Sebastian Schanz Mit spirituellen Eingebungen ist es wie mit Steuernachzahlungen: Sie kommen immer dann, wenn man am wenigsten damit gerechnet hätte.

Mal ehrlich: Wer hätte gedacht, dass einer der Wege des Buddhismus über das Bamberger Müllheizkraftwerk führen würde? Doch bei dem modernen Monstrum in der Rheinstraße 6 handelt es sich um einen wirklich unwirklichen Ort, bei dem gewohnte Denkmuster gesprengt werden. Erhebend, nicht nur für die Abfallablagerungen, die hier zu Bergen aufgetürmt werden. Eine metallene Kralle greift sich die anonymen Hinterlassenschaften menschlicher Zivilisation und wirft sie in eine Grube, so riesig und dunkel, dass ihr Ende im feinen Staub der Jahrzehnte gar nicht zu erkennen ist - als würde Totengott Hades den weltlichen Kehricht in sein schauriges Reich hinabzerren, aus dem es keine Rückkehr gibt. Im Angesicht dieses Nichts fragt sich der staunende Betrachter, wie viele unliebsame Erinnerungen hier wohl mit dem Sperrmüll pulverisiert und aus dem Gedächtnis gelöscht werden. Und er fühlt sich plötzlich ganz klein und fast schon buddhistisch unbedeutend.

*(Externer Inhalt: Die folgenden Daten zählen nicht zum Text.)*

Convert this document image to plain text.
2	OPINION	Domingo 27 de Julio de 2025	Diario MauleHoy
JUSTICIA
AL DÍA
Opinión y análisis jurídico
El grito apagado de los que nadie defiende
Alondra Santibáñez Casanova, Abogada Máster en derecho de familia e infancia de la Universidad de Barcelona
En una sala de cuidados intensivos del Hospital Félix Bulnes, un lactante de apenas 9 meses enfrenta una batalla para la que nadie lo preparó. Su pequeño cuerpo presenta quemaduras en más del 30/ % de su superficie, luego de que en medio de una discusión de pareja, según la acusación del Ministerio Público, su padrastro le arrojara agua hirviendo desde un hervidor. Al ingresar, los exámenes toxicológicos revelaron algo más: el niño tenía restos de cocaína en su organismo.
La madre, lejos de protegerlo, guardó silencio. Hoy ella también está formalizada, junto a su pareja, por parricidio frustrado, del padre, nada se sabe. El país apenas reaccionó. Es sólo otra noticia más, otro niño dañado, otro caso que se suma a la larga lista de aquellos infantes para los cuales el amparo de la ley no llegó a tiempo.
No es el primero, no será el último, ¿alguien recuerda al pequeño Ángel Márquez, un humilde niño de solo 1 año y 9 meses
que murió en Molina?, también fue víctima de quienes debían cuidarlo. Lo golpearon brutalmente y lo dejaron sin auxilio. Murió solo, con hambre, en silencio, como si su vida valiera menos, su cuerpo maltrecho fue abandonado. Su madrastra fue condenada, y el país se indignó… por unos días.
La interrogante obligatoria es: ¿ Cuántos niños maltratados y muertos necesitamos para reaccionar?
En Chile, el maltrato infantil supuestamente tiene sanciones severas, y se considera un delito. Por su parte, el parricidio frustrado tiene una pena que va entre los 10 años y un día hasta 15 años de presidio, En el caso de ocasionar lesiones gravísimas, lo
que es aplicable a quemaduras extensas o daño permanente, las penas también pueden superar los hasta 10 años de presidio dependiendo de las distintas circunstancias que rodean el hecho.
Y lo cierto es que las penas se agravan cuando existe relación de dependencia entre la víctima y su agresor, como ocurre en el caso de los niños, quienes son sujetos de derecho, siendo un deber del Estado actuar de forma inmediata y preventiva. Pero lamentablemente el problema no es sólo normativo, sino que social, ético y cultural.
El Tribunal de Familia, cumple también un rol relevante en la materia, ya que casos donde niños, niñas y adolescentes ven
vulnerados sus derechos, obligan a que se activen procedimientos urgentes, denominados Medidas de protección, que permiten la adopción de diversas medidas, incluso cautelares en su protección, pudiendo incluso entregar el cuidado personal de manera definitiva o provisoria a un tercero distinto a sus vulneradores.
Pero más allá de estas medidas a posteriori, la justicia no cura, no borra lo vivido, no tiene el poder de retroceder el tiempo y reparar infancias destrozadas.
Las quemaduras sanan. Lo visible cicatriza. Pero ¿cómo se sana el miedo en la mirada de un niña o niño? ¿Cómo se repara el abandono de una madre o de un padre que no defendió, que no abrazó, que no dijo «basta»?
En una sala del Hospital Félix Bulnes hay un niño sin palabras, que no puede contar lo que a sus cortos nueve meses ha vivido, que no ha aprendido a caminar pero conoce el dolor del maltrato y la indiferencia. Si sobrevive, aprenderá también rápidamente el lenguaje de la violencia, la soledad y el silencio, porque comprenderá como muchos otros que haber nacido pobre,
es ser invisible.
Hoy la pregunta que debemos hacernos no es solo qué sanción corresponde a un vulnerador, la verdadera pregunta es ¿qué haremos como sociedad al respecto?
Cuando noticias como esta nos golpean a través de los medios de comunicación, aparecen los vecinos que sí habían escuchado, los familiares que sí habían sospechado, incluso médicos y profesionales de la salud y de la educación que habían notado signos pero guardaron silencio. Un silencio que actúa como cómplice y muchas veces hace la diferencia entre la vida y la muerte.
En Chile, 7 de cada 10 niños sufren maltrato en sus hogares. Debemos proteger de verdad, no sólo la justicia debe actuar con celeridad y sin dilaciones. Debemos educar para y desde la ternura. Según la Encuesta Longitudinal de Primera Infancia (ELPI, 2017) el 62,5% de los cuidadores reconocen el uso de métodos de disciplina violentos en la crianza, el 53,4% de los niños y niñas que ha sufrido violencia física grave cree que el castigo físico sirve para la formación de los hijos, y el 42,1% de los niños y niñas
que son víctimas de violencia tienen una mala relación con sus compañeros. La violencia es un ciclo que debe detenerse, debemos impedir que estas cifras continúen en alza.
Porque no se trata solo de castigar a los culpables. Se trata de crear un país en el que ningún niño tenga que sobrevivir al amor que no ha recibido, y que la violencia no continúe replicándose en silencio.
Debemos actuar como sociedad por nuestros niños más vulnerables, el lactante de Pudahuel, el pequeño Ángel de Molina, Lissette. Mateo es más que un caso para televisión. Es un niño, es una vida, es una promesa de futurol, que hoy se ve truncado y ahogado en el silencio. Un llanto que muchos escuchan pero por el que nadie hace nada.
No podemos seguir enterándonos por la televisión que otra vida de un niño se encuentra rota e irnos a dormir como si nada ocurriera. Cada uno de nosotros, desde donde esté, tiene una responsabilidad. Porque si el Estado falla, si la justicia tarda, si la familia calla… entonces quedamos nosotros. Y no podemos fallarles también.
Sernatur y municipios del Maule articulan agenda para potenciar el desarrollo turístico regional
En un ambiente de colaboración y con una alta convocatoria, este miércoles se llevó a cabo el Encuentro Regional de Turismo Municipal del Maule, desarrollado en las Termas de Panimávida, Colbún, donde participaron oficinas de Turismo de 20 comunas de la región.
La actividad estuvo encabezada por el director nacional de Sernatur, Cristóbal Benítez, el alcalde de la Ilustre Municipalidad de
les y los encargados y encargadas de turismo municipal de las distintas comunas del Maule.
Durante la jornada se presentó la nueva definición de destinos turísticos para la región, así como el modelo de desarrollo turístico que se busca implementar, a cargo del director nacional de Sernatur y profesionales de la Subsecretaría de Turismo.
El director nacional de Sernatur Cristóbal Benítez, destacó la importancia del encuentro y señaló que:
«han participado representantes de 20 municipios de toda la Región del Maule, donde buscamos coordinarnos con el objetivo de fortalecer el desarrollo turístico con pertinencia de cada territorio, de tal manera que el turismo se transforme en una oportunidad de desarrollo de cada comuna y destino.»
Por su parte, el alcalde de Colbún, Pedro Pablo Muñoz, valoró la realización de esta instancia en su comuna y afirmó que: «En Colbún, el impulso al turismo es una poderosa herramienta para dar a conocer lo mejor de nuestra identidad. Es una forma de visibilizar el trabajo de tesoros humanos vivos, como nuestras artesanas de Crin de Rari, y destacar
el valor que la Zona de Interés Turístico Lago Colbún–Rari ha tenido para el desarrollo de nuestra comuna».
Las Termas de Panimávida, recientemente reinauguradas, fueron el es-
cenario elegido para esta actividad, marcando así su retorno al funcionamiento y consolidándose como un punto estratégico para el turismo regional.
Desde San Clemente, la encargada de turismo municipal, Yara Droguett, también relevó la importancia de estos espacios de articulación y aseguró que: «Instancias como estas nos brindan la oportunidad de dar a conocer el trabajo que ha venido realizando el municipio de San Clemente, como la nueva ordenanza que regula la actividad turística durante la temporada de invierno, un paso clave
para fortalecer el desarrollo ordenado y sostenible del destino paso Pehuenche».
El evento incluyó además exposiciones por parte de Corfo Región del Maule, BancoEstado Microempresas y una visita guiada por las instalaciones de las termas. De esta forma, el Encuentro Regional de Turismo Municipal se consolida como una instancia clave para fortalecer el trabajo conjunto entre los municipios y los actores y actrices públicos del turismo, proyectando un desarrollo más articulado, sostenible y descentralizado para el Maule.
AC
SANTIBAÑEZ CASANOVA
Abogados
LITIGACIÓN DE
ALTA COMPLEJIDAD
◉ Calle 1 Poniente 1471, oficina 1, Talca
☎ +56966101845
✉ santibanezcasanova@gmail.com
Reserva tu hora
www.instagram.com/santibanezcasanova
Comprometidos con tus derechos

Wie gewichtig ist das eigene Ego? Diese narzisstische Frage des 21. Jahrhunderts wird spätestens am Ausgang beantwortet. Denn wer vor der großen Waage im Boden aus seinem Auto steigt, dessen Eigengewicht wird erst in Müll aufgewogen und dann grob geschätzt herausgerechnet. Frage: "Auf wie viele Mülleinheiten komme ich denn als durchschnittlicher Redakteur?" Die delphische Antwort des Fachmanns: "Das wollen Sie gar nicht wissen. Sie wären enttäuscht!"